Dans le cadre d'une étude commandée par la Commission européenne qui se terminera cet été, Philippe Laurent (MVVP) et Benjamin Jean (inno³) ont été missionnés afin de produire une série de licences formalisant les termes associés à l'interopérabilité des technologies au travers des diverses interfaces logicielles (APIs, Protocoles et Format) utilisées. Ce travail s'inscrit dans le cadre de l'Agenda numérique européen, mis en place pour permettre aux acteurs économiques et sociaux de tirer le maximum de profit de la révolution numérique et des technologies qu'elle induit. La réalisation de cet Agenda, véritable « pilier numérique » du Programme « Europe 2020 », implique notamment l'accès pour tous à l'internet à haut et très haut débit et l'interopérabilité des applications2. En l'absence de standards, l'importance de l'interopérabilité est mise en exergue en tant qu'action constitutive du second pilier pour conduire les acteurs du marché, quelle que soit leur taille, à rendre accessibles matériellement et juridiquement3 les informations d’interopérabilité relatives à leurs technologies.

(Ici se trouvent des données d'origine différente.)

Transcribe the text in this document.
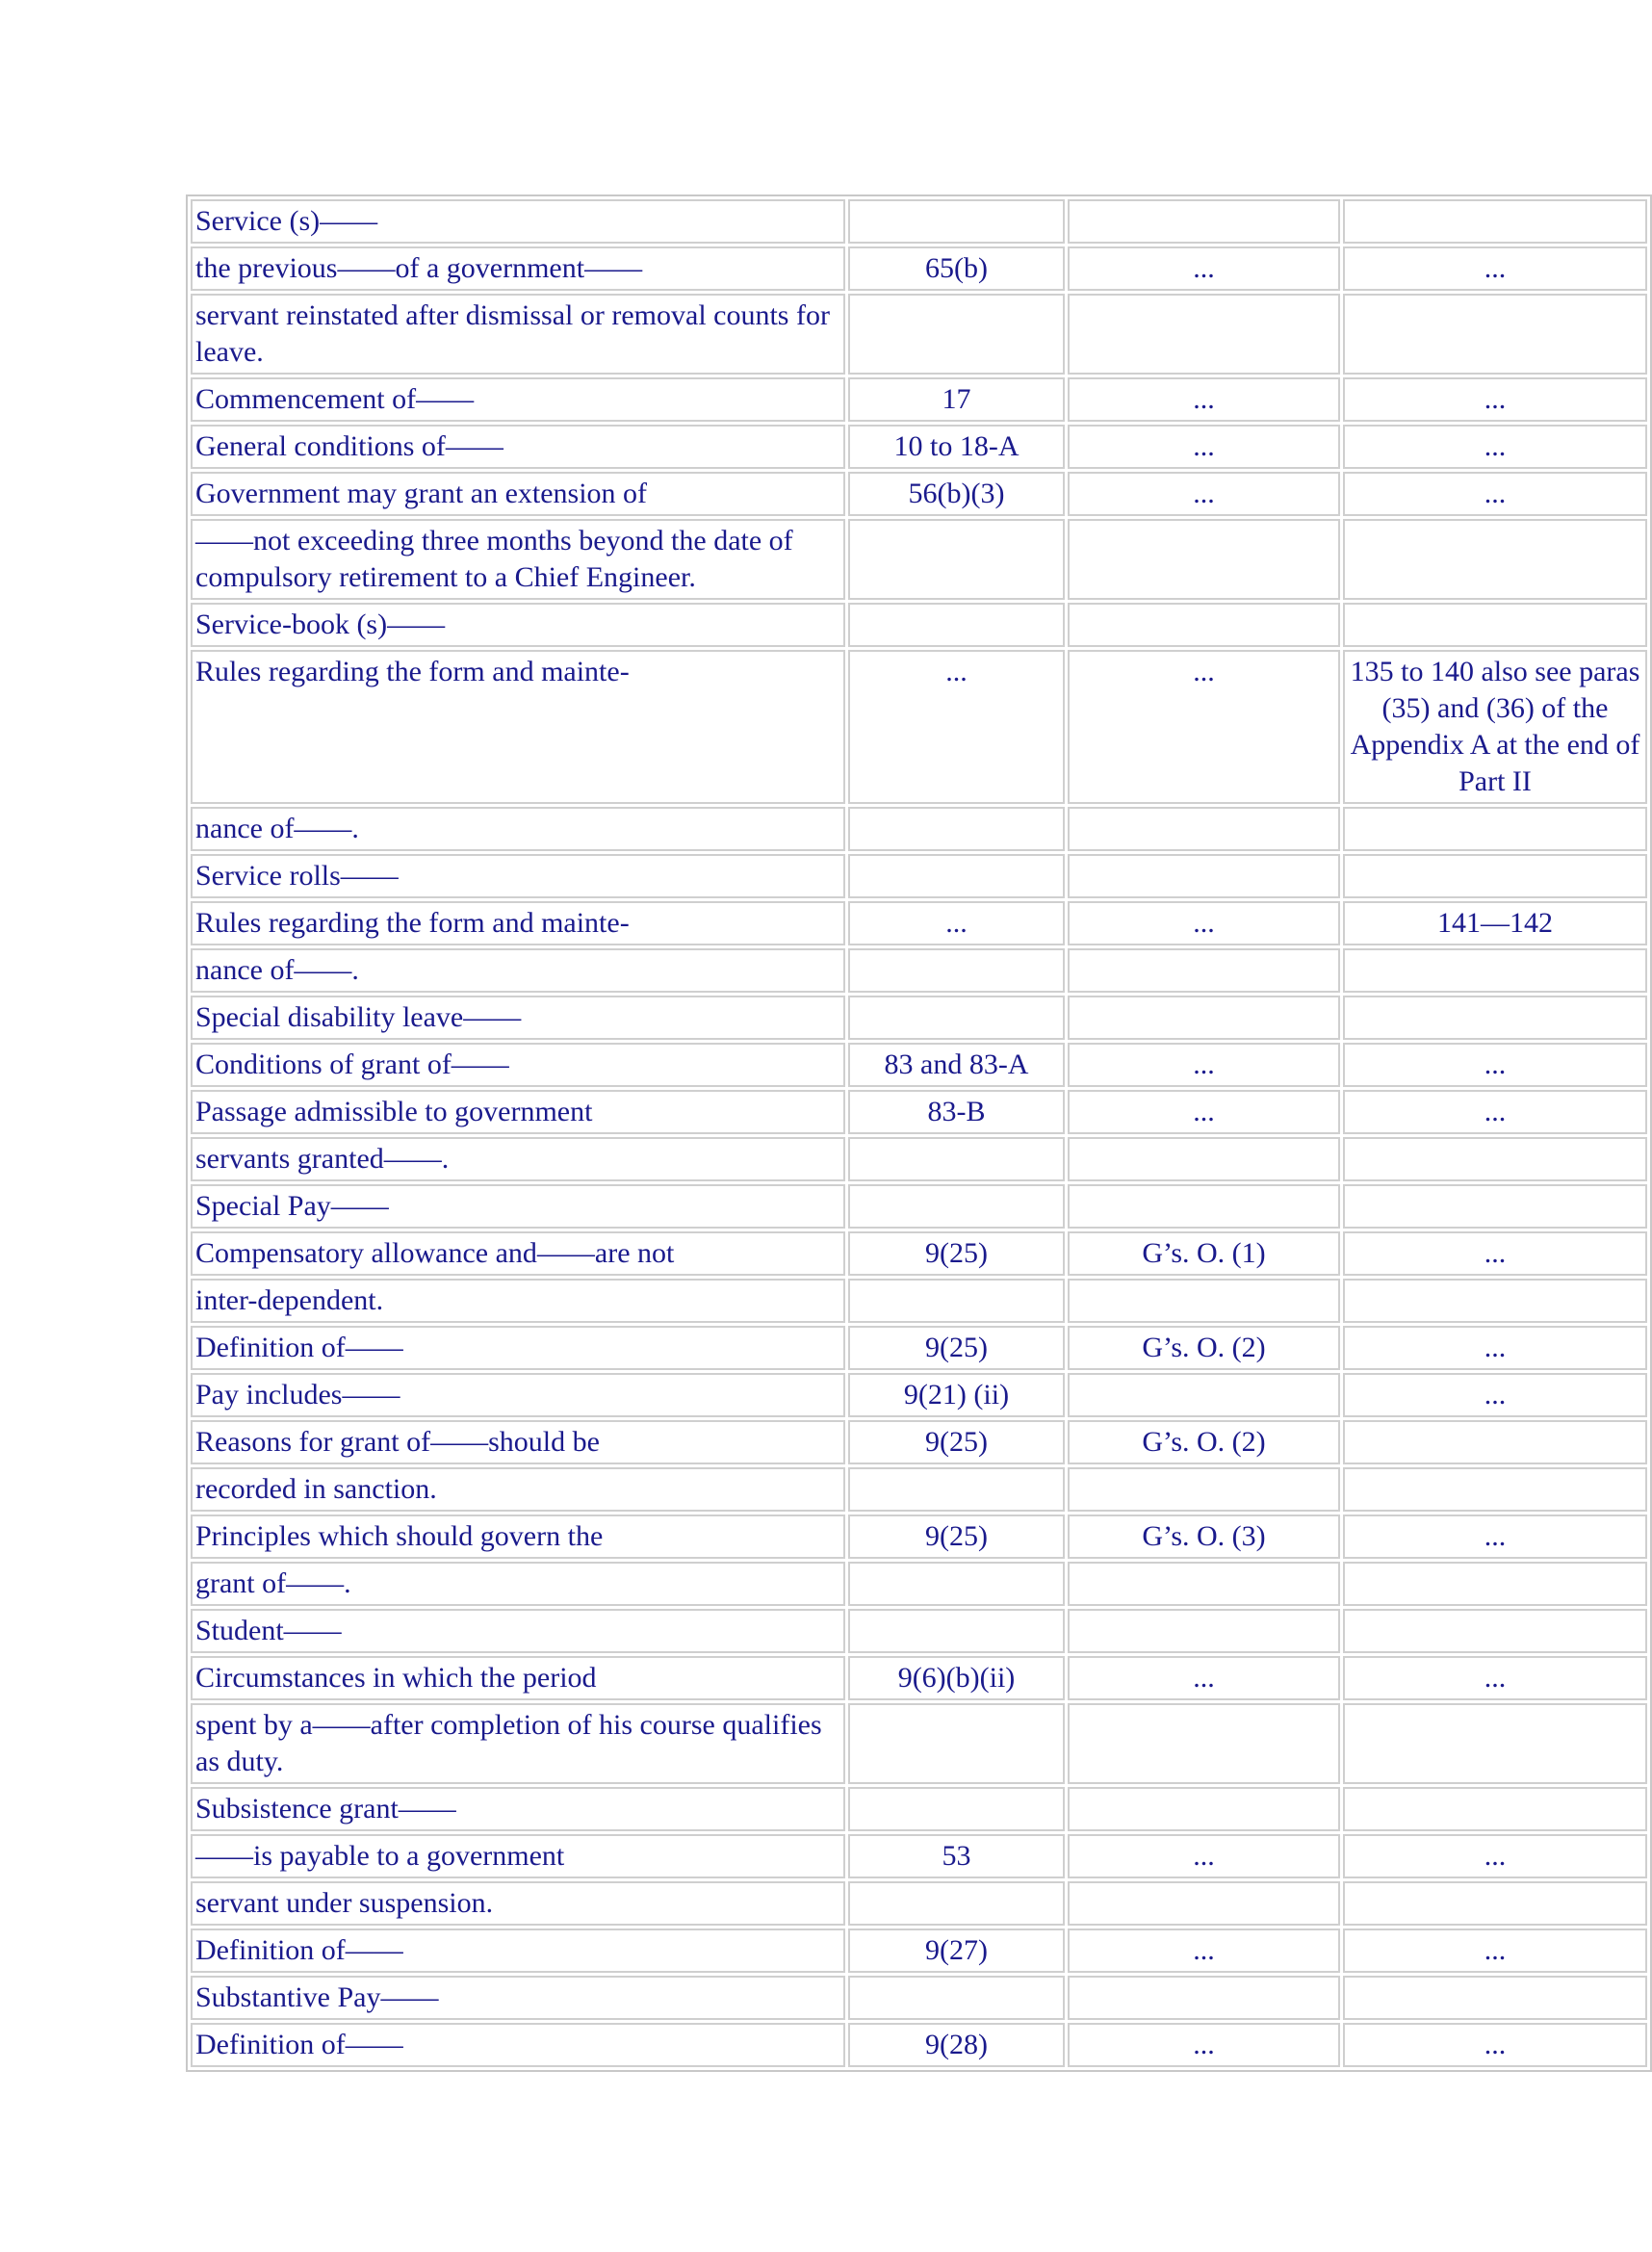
Service (s)——			
the previous——of a government——	65(b)	...	...
servant reinstated after dismissal or removal counts for leave.			
Commencement of——	17	...	...
General conditions of——	10 to 18-A	...	...
Government may grant an extension of	56(b)(3)	...	...
——not exceeding three months beyond the date of compulsory retirement to a Chief Engineer.			
Service-book (s)——			
Rules regarding the form and mainte-	...	...	135 to 140 also see paras (35) and (36) of the Appendix A at the end of Part II
nance of——.			
Service rolls——			
Rules regarding the form and mainte-	...	...	141—142
nance of——.			
Special disability leave——			
Conditions of grant of——	83 and 83-A	...	...
Passage admissible to government	83-B	...	...
servants granted——.			
Special Pay——			
Compensatory allowance and——are not	9(25)	G’s. O. (1)	...
inter-dependent.			
Definition of——	9(25)	G’s. O. (2)	...
Pay includes——	9(21) (ii)		...
Reasons for grant of——should be	9(25)	G’s. O. (2)	
recorded in sanction.			
Principles which should govern the	9(25)	G’s. O. (3)	...
grant of——.			
Student——			
Circumstances in which the period	9(6)(b)(ii)	...	...
spent by a——after completion of his course qualifies as duty.			
Subsistence grant——			
——is payable to a government	53	...	...
servant under suspension.			
Definition of——	9(27)	...	...
Substantive Pay——			
Definition of——	9(28)	...	...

La mission menée a pour objectif d'apporter une nouvelle perspective par la mise à disposition d'un modèle non contraignant de contrat réutilisable, à destination des créateurs de services et produits innovants qui ont besoin d'un marché ouvert et sécurisé pour se développer. L'intérêt de cette action repose sur l'établissement de documents harmonisés favorisant la généralisation d'usages et de bonnes pratiques en matière interopérabilité afin d'aboutir à un réseau de confiance et transparence, sur un plan technique et juridique. Cela permettra dès lors de générer des économies (notamment en termes de coût de négociation), de rendre possibles des services plus efficaces et de bénéficier d'une meilleure sécurité juridique.

L'actualité juridique récente semble encore accentuer l'urgence de la mise en place d’outils juridiques permettant d'afficher une posture favorable à l'interopérabilité, de spécifier cette dernière et d'assurer une sécurité juridique quant aux droits que détiendrait l'éditeur des technologies concernées.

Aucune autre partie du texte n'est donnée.